Most people, however, do not embrace instability. Even entrepreneurs, the people who you'd think would be risk-takers, are not, really. Most people are thinking of ways to mitigate the risks they're taking, according to Saras Sarasvathy at UVA's Darden School of Business.
So what can people do today to mitigate risk in the face of an inherently high-risk workplace? Make peace with transition. Here's how:
1. Have two jobs at the same time.
The old way to change careers is to quit one and start everything over new– extremely risky, extremely difficult. An easier transition is to start a new career while you're doing the old one.
Marci Alboher describes the nuts and bolts of having two careers in her new book, One Person/Multiple Careers: A New Model for Work/Life Success. She moves between her own set of careers as author/lecturer/writing coach as she tells a wide variety of stories of how people maintain multiple careers.
"Today's strivers are learning how to take what comes before and overlay new experiences on top of that," says Alboher. "Today, a career can be a mosaic."
2. Be comfortable with uncertainty.
Eve Ensler, author of the play The Vagina Monologues and, more recently, the book Insecure at Last: Losing It in Our Security-Obsessed World, thinks one cause of insecurity in our lives is the expectation of being secure. "If you think you'll get to the point that you'll be secure, then you'll be chronically depressed," says Ensler.

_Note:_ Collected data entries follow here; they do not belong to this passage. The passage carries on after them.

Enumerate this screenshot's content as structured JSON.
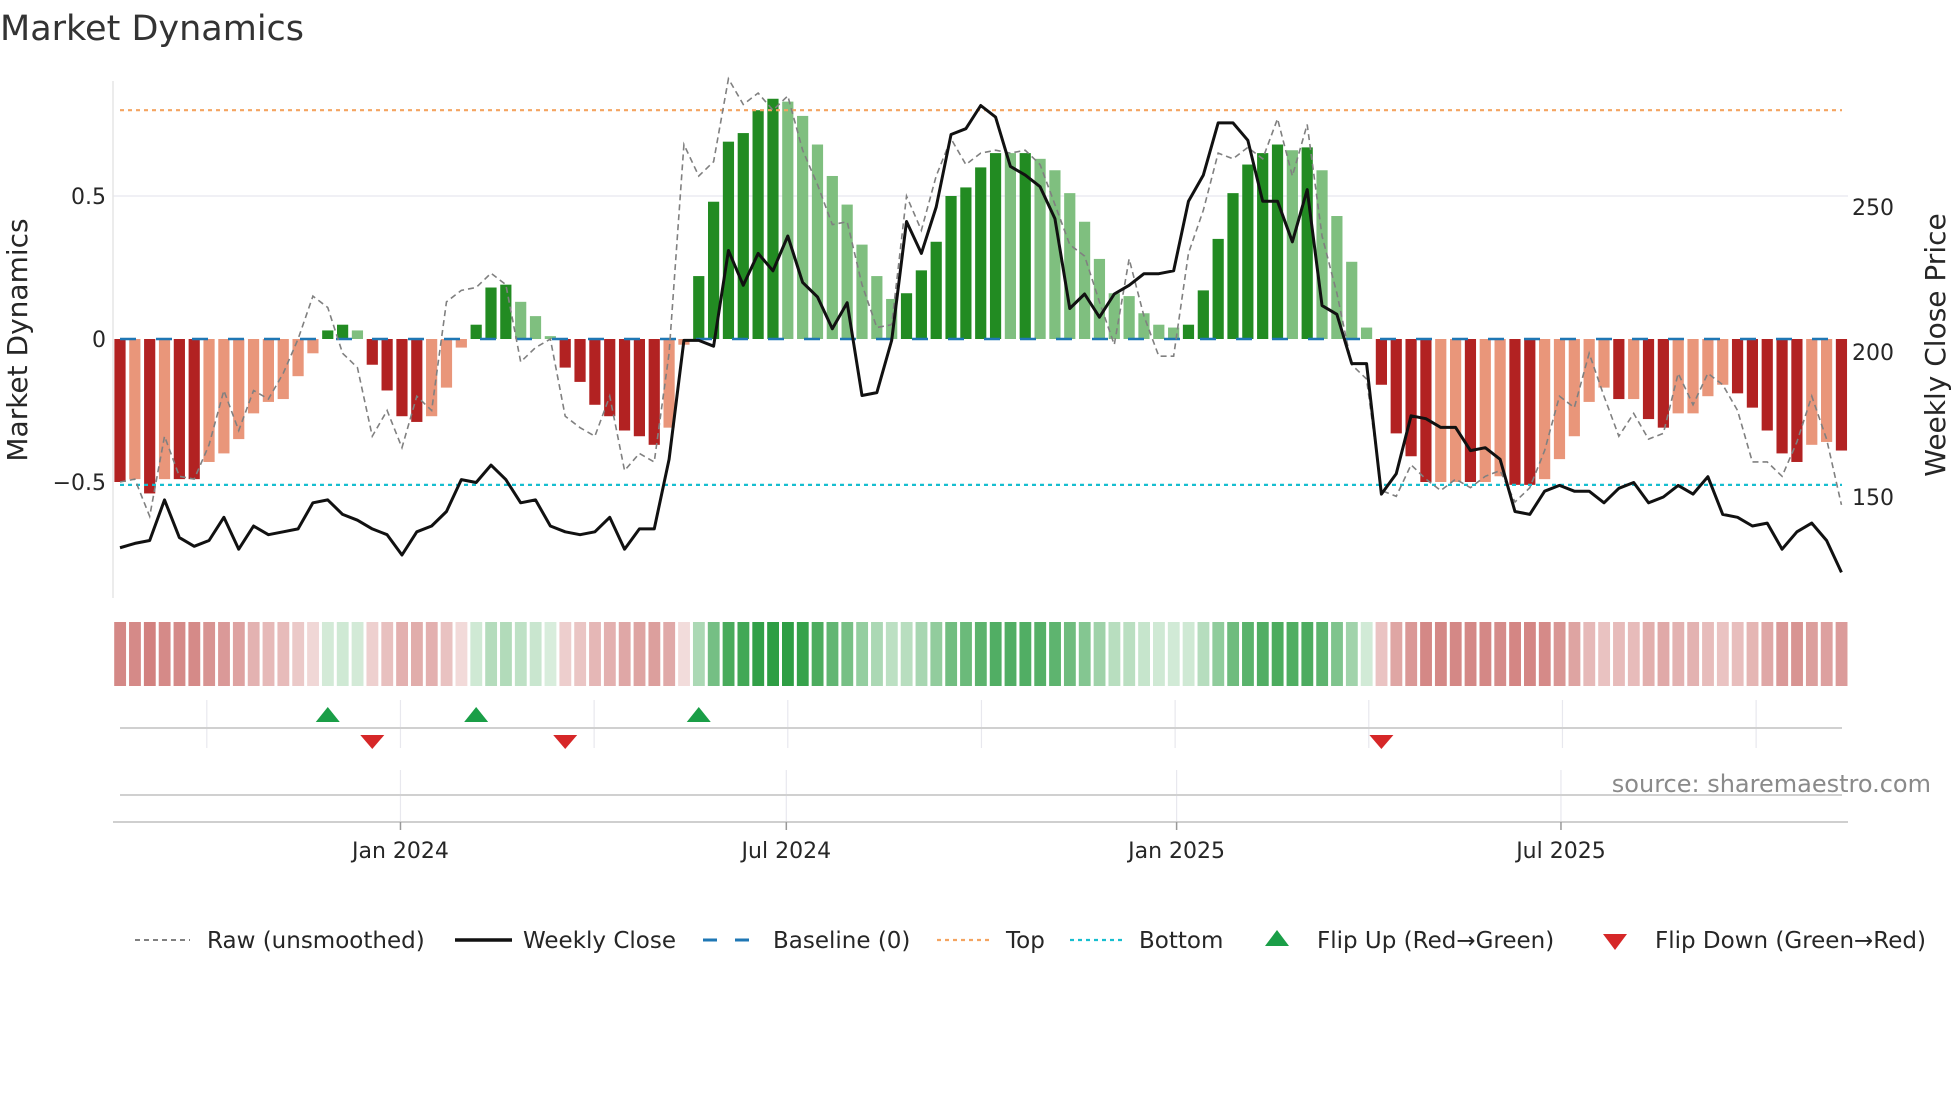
{
  "chart_data": {
    "type": "bar",
    "title": "Market Dynamics",
    "ylabel": "Market Dynamics",
    "y2label": "Weekly Close Price",
    "ylim": [
      -0.93,
      0.9
    ],
    "y2lim": [
      120,
      295
    ],
    "yticks": [
      {
        "v": 0.5,
        "label": "0.5"
      },
      {
        "v": 0,
        "label": "0"
      },
      {
        "v": -0.5,
        "label": "−0.5"
      }
    ],
    "y2ticks": [
      {
        "v": 250,
        "label": "250"
      },
      {
        "v": 200,
        "label": "200"
      },
      {
        "v": 150,
        "label": "150"
      }
    ],
    "xticks": [
      {
        "week": 18.9,
        "label": "Jan 2024"
      },
      {
        "week": 44.9,
        "label": "Jul 2024"
      },
      {
        "week": 71.2,
        "label": "Jan 2025"
      },
      {
        "week": 97.1,
        "label": "Jul 2025"
      }
    ],
    "x_unit": "week index",
    "top_level": 0.8,
    "bottom_level": -0.51,
    "baseline": 0,
    "colors": {
      "neg_dark": "#b22222",
      "neg_light": "#e9967a",
      "pos_dark": "#228b22",
      "pos_light": "#7fbf7f",
      "raw": "#808080",
      "close": "#111111",
      "baseline": "#1f77b4",
      "top": "#f4a460",
      "bottom": "#17becf",
      "flip_up": "#1a9e47",
      "flip_down": "#d62728"
    },
    "dynamics": [
      -0.5,
      -0.49,
      -0.54,
      -0.49,
      -0.49,
      -0.49,
      -0.43,
      -0.4,
      -0.35,
      -0.26,
      -0.22,
      -0.21,
      -0.13,
      -0.05,
      0.03,
      0.05,
      0.03,
      -0.09,
      -0.18,
      -0.27,
      -0.29,
      -0.27,
      -0.17,
      -0.03,
      0.05,
      0.18,
      0.19,
      0.13,
      0.08,
      0.01,
      -0.1,
      -0.15,
      -0.23,
      -0.27,
      -0.32,
      -0.34,
      -0.37,
      -0.31,
      -0.02,
      0.22,
      0.48,
      0.69,
      0.72,
      0.8,
      0.84,
      0.83,
      0.78,
      0.68,
      0.57,
      0.47,
      0.33,
      0.22,
      0.14,
      0.16,
      0.24,
      0.34,
      0.5,
      0.53,
      0.6,
      0.65,
      0.65,
      0.65,
      0.63,
      0.59,
      0.51,
      0.41,
      0.28,
      0.16,
      0.15,
      0.09,
      0.05,
      0.04,
      0.05,
      0.17,
      0.35,
      0.51,
      0.61,
      0.65,
      0.68,
      0.66,
      0.67,
      0.59,
      0.43,
      0.27,
      0.04,
      -0.16,
      -0.33,
      -0.41,
      -0.5,
      -0.5,
      -0.5,
      -0.5,
      -0.5,
      -0.48,
      -0.51,
      -0.51,
      -0.49,
      -0.42,
      -0.34,
      -0.22,
      -0.17,
      -0.21,
      -0.21,
      -0.28,
      -0.31,
      -0.26,
      -0.26,
      -0.2,
      -0.16,
      -0.19,
      -0.24,
      -0.32,
      -0.4,
      -0.43,
      -0.37,
      -0.36,
      -0.39
    ],
    "shade": "DLDLDDLLLLLLLLDDLDDDDLLLDDDLLLDDDDDDDLLDDDDDDLLLLLLLLDDDDDDDLDLLLLLLLLLLDDDDDDDLDLLLLDDDDLLDLLDDLLLLLDLDDLLLLDDDDDLLD",
    "raw": [
      -0.5,
      -0.49,
      -0.62,
      -0.34,
      -0.48,
      -0.49,
      -0.37,
      -0.18,
      -0.32,
      -0.18,
      -0.21,
      -0.12,
      0,
      0.15,
      0.11,
      -0.05,
      -0.1,
      -0.34,
      -0.25,
      -0.38,
      -0.2,
      -0.25,
      0.13,
      0.17,
      0.18,
      0.23,
      0.19,
      -0.08,
      -0.03,
      0,
      -0.27,
      -0.31,
      -0.34,
      -0.2,
      -0.46,
      -0.4,
      -0.43,
      -0.05,
      0.68,
      0.57,
      0.62,
      0.91,
      0.82,
      0.86,
      0.8,
      0.85,
      0.66,
      0.54,
      0.4,
      0.41,
      0.19,
      0.04,
      0.05,
      0.5,
      0.38,
      0.57,
      0.7,
      0.61,
      0.65,
      0.66,
      0.65,
      0.66,
      0.61,
      0.47,
      0.33,
      0.29,
      0.13,
      -0.02,
      0.28,
      0.08,
      -0.06,
      -0.06,
      0.3,
      0.45,
      0.65,
      0.63,
      0.67,
      0.63,
      0.77,
      0.57,
      0.75,
      0.36,
      0.16,
      -0.09,
      -0.14,
      -0.53,
      -0.55,
      -0.44,
      -0.49,
      -0.53,
      -0.49,
      -0.52,
      -0.48,
      -0.46,
      -0.57,
      -0.52,
      -0.39,
      -0.2,
      -0.24,
      -0.05,
      -0.2,
      -0.34,
      -0.26,
      -0.35,
      -0.33,
      -0.12,
      -0.23,
      -0.12,
      -0.16,
      -0.25,
      -0.43,
      -0.43,
      -0.48,
      -0.36,
      -0.2,
      -0.35,
      -0.58
    ],
    "close": [
      132.5,
      134,
      135,
      149,
      136,
      133,
      135,
      143,
      132,
      140,
      137,
      138,
      139,
      148,
      149,
      144,
      142,
      139,
      137,
      130,
      138,
      140,
      145,
      156,
      155,
      161,
      156,
      148,
      149,
      140,
      138,
      137,
      138,
      143,
      132,
      139,
      139,
      163,
      204,
      204,
      202,
      235,
      223,
      234,
      228,
      240,
      224,
      219,
      208,
      217,
      185,
      186,
      204,
      245,
      234,
      250,
      275,
      277,
      285,
      281,
      264,
      261,
      257,
      246,
      215,
      220,
      212,
      220,
      223,
      227,
      227,
      228,
      252,
      261,
      279,
      279,
      273,
      252,
      252,
      238,
      256,
      216,
      213,
      196,
      196,
      151,
      158,
      178,
      177,
      174,
      174,
      166,
      167,
      163,
      145,
      144,
      152,
      154,
      152,
      152,
      148,
      153,
      155,
      148,
      150,
      154,
      151,
      157,
      144,
      143,
      140,
      141,
      132,
      138,
      141,
      135,
      124
    ],
    "flip_up_weeks": [
      14,
      24,
      39
    ],
    "flip_down_weeks": [
      17,
      30,
      85
    ],
    "legend": {
      "placement": "bottom",
      "entries": [
        "Raw (unsmoothed)",
        "Weekly Close",
        "Baseline (0)",
        "Top",
        "Bottom",
        "Flip Up (Red→Green)",
        "Flip Down (Green→Red)"
      ]
    },
    "source": "source: sharemaestro.com"
  }
}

Since we can never really be secure, we should instead get away from that myth and learn to be comfortable with that fact. Getting good at dealing with a world that does not provide security is actually a more healthy way to live than trying to find a perfect path.
3. Take time to explore.
It used to be people started exploring when they turned 40, and we called it a mid-life crisis. It seems clear now that self-discovery is something to do throughout life, not just when we're sick of mortgage and marriage.

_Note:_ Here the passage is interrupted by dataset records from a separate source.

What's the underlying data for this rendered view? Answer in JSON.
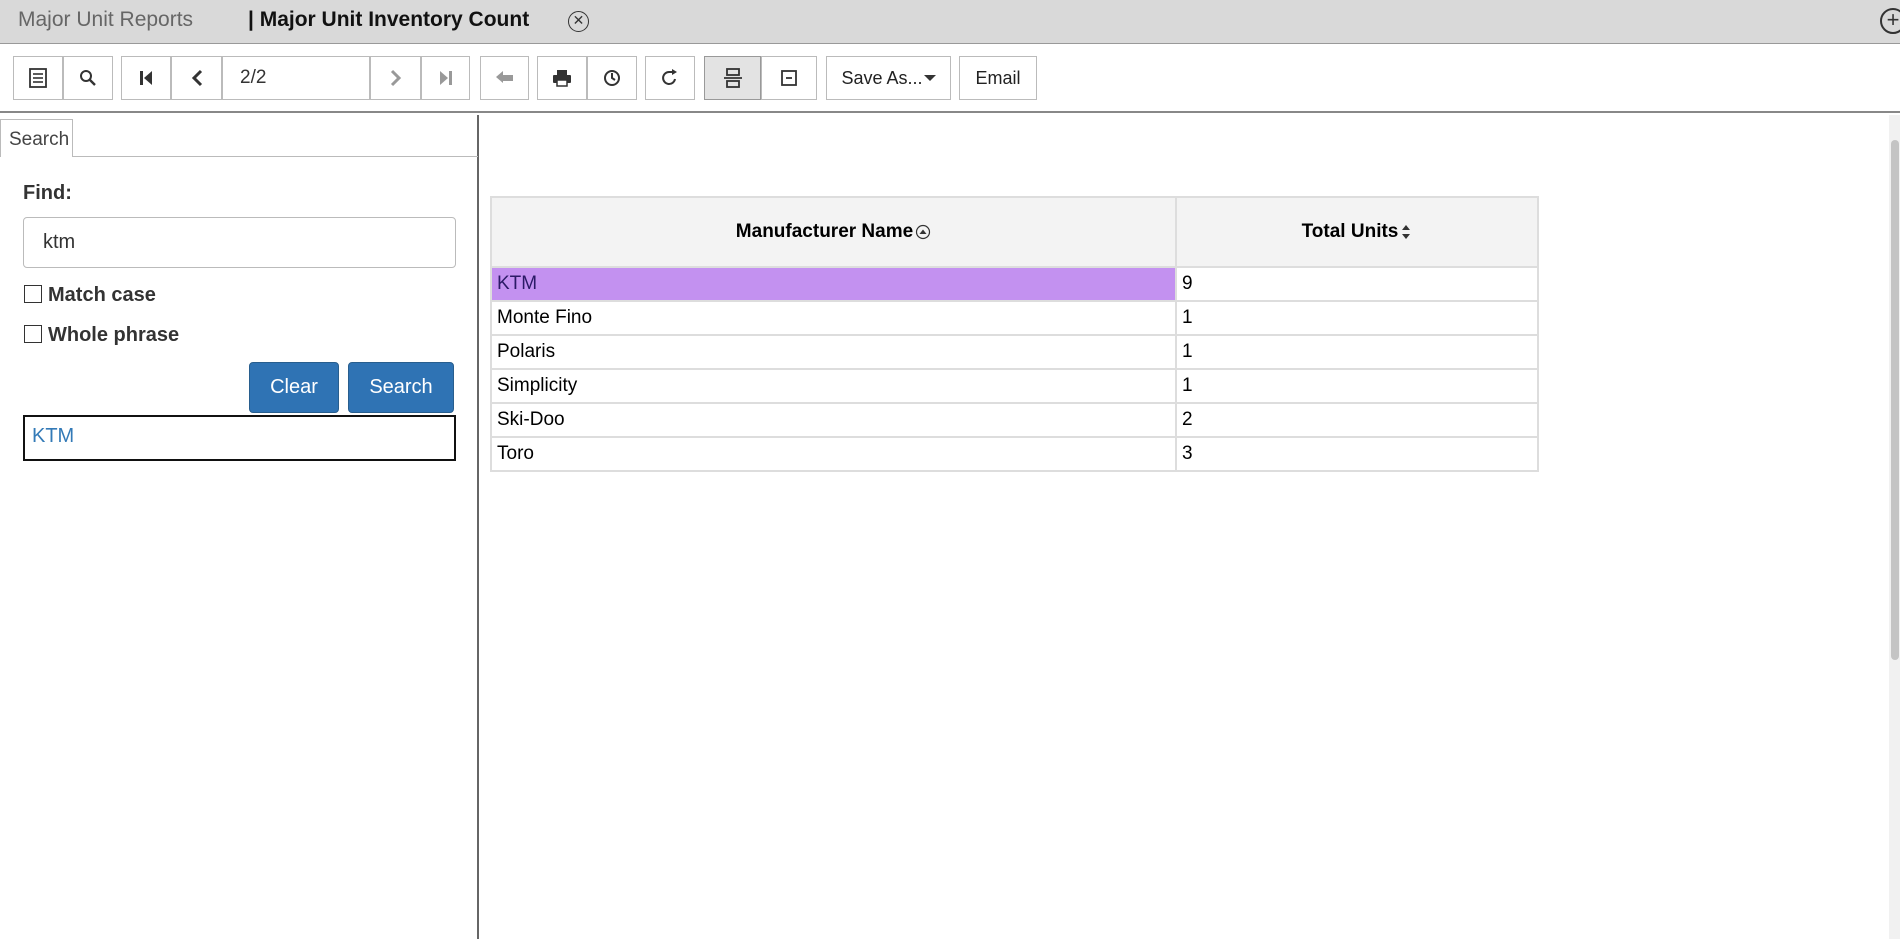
{
  "tabs": {
    "inactive_label": "Major Unit Reports",
    "active_label": "| Major Unit Inventory Count",
    "close_glyph": "⊗",
    "add_glyph": "+"
  },
  "toolbar": {
    "page_indicator": "2/2",
    "save_as_label": "Save As...",
    "email_label": "Email",
    "icons": [
      "toggle-sidebar-icon",
      "search-icon",
      "first-page-icon",
      "previous-page-icon",
      "next-page-icon",
      "last-page-icon",
      "back-icon",
      "print-icon",
      "history-icon",
      "refresh-icon",
      "page-layout-icon",
      "single-page-icon"
    ]
  },
  "search_panel": {
    "tab_label": "Search",
    "find_label": "Find:",
    "find_value": "ktm",
    "match_case_label": "Match case",
    "whole_phrase_label": "Whole phrase",
    "clear_label": "Clear",
    "search_label": "Search",
    "result": "KTM"
  },
  "report": {
    "columns": [
      "Manufacturer Name",
      "Total Units"
    ],
    "rows": [
      [
        "KTM",
        "9"
      ],
      [
        "Monte Fino",
        "1"
      ],
      [
        "Polaris",
        "1"
      ],
      [
        "Simplicity",
        "1"
      ],
      [
        "Ski-Doo",
        "2"
      ],
      [
        "Toro",
        "3"
      ]
    ],
    "highlighted_row": 0,
    "highlight_color": "#c391f0"
  },
  "colors": {
    "primary_button": "#2f73b4",
    "link": "#337ab7"
  }
}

But this process demands that we check in with ourselves during transition times. Jumping quickly from one thing to another is not as effective as taking time to figure out how you're feeling, and what you enjoy, each step of the way.
Mike Marriner was planning to go to medical school but realized he wasn't passionate about biology. He started Roadtrip Nation, which sends teams of students around the country to interview people about their lives and careers. The idea is to provide inspiration or cautions for people as they consider making a transition.
"Today, there is no transition period," says Marriner. "Everything is very quick, and we are trying to put the spirit of exploration back into American culture."
Roadtrip Nation has become a book, a summer program for college students, and a PBS series, all addressing the idea that transition is serious business, and part of moving into adult life is getting good at figuring out where to go next.
To many people, the continuously shifting workplace is disorienting and discouraging, but really, you just need to reorient yourself and develop personal tools for a new workplace. Transition is an opportunity, and life today contains more opportunity than ever before.